TBRs “can reduce customers’ peak consumption and total energy consumption without compromising customer acceptance,” the report argues.
It can be empirically shown, it adds, that well-designed TBRs have the potential to reduce peak load and reduce total energy consumption with significant customer enrollment and retention rates.
On the other hand, “limited empirical evidence is available to provide insight on the efficacy or impact of demand charges on any desired outcome beyond cost recovery,” RMI reports.
The absence of evidence leaves the question of demand charge impacts on peak consumption, total energy consumption, and acceptance “largely speculative.”

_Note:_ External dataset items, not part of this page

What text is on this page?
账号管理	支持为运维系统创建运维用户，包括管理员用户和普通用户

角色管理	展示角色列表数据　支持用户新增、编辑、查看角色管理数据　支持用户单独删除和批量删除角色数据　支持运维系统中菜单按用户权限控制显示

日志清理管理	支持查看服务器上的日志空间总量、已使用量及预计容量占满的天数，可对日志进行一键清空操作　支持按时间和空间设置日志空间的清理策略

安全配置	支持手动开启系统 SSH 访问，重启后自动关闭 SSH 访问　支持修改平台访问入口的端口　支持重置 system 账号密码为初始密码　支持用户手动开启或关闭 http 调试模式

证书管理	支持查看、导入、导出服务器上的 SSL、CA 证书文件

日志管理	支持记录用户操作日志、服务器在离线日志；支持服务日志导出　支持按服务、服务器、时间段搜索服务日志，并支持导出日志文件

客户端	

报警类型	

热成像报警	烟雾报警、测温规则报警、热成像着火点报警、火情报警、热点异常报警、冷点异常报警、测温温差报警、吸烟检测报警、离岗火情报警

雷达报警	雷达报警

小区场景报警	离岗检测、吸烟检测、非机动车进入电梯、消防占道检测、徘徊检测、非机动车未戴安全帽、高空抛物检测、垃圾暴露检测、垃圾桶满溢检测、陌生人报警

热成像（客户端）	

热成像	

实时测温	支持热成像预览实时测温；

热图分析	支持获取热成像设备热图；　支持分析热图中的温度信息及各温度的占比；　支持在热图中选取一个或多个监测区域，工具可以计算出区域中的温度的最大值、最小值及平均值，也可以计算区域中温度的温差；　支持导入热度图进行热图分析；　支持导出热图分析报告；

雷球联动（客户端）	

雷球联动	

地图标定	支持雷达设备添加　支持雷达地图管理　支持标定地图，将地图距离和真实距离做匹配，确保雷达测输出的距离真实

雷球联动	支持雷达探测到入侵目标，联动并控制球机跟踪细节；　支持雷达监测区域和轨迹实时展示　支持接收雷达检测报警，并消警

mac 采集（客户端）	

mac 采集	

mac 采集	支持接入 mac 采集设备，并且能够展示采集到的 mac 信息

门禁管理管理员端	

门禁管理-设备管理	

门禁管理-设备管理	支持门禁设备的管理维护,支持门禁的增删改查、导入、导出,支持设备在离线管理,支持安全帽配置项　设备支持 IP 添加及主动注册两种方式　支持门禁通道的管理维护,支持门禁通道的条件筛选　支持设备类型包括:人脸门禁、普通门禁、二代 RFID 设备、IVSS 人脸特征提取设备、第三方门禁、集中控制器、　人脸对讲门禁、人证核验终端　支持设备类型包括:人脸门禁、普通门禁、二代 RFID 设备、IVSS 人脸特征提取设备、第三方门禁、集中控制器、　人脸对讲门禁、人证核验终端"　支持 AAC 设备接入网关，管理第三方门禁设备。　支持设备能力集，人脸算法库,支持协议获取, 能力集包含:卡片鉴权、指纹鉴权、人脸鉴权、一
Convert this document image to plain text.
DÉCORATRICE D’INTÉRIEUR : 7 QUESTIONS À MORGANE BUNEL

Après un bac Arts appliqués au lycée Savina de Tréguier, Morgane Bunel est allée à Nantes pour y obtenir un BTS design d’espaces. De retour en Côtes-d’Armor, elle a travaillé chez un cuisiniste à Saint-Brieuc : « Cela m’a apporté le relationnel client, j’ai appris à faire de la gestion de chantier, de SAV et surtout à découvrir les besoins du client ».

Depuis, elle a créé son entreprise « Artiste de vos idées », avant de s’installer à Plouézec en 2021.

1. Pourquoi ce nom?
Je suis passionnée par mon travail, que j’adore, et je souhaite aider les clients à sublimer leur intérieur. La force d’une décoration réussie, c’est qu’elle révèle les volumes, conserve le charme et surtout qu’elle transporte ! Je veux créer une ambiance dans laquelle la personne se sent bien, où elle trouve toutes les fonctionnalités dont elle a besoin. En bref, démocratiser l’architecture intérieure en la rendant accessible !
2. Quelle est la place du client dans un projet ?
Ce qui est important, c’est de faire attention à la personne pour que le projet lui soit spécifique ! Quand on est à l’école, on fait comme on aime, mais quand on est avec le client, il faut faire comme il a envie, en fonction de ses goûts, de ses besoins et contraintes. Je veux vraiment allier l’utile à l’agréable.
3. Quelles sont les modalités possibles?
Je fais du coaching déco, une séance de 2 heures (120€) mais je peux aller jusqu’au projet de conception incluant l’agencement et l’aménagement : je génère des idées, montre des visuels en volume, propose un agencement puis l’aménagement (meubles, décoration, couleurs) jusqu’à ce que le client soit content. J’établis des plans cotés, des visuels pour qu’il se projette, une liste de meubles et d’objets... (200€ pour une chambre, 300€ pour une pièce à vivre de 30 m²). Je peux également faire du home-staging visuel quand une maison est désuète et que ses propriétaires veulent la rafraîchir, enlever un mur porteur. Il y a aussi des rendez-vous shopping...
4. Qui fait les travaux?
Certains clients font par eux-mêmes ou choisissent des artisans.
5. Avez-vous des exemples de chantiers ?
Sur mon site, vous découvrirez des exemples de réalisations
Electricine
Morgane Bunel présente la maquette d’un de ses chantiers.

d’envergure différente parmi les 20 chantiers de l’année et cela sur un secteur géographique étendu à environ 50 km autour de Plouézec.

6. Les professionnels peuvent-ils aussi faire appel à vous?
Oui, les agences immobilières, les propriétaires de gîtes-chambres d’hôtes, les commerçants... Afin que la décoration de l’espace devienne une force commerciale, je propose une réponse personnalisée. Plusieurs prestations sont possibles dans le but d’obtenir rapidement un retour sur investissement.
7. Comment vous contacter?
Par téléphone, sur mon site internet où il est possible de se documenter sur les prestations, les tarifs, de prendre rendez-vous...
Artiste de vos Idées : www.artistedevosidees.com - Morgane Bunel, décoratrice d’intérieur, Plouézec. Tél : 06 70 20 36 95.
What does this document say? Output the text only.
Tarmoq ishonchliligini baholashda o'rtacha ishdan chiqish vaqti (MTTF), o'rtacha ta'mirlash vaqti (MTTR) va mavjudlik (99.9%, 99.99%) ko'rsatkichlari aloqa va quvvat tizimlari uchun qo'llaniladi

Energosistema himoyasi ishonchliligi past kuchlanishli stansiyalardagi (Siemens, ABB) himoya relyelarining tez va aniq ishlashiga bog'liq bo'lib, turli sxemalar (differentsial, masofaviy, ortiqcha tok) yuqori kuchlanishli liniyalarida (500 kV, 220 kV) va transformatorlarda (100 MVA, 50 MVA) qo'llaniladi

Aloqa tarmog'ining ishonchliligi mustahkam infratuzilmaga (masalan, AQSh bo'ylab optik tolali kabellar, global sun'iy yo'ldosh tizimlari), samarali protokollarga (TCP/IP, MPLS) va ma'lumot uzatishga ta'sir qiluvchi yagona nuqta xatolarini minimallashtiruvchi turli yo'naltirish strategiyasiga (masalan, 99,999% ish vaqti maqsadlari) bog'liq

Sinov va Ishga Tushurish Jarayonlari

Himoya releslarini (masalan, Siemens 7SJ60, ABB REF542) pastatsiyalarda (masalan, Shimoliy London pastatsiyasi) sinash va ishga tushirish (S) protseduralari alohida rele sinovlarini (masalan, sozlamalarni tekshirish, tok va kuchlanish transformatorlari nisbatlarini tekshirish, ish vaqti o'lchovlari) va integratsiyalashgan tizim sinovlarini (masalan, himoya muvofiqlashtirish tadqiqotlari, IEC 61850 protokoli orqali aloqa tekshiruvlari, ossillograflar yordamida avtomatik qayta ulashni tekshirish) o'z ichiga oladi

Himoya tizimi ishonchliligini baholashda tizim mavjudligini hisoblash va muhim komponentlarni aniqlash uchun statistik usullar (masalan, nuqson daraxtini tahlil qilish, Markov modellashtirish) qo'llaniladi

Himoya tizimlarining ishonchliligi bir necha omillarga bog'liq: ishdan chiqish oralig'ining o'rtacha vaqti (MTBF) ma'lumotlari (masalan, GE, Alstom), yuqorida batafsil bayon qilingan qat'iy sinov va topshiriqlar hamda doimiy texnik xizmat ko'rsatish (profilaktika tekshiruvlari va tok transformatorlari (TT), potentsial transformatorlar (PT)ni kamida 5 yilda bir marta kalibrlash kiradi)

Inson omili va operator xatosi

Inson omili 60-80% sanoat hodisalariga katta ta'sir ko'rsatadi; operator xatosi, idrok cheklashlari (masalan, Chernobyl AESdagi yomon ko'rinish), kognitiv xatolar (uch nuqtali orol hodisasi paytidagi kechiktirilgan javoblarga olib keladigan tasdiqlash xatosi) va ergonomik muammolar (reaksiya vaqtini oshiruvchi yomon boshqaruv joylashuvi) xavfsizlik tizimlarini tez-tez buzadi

RMI’s work clearly shows that residential TBRs can and will help to shift load into lower-cost hours and can ensure that customers with better load shapes will save money, said Jim Lazar, a senior advisor at the Regulatory Assistance Project (RAP), who has also written extensively on evolving rate designs.
Their paper also shows, he added, that demand charge impacts on residential customers "are largely unstudied and unknown but are likely to have significantly less effect on peak demand."
The RMI paper “well identifies the large variation in experiences, as well as the lack of information around impacts of demand charges,” agreed Makena Coffman, associate professor of urban and regional planning at the University of Hawaii and co-author of a recent paper on rates intended to help resolve net metering debates in Hawaii.
The choice between TBRs and demand charges is just the first step in an evolution from traditional rates to more sophisticated structures, RMI concluded.
“It is a complicated and dynamic calculation because rate design does not occur in a vacuum,” Cross-Call said. “Decisions about price levels and how rates are constructed and marketed determine how many people enroll and how they respond to the prices … design dimensions that will result in better customer response is a conversation that must be part of any rate case.”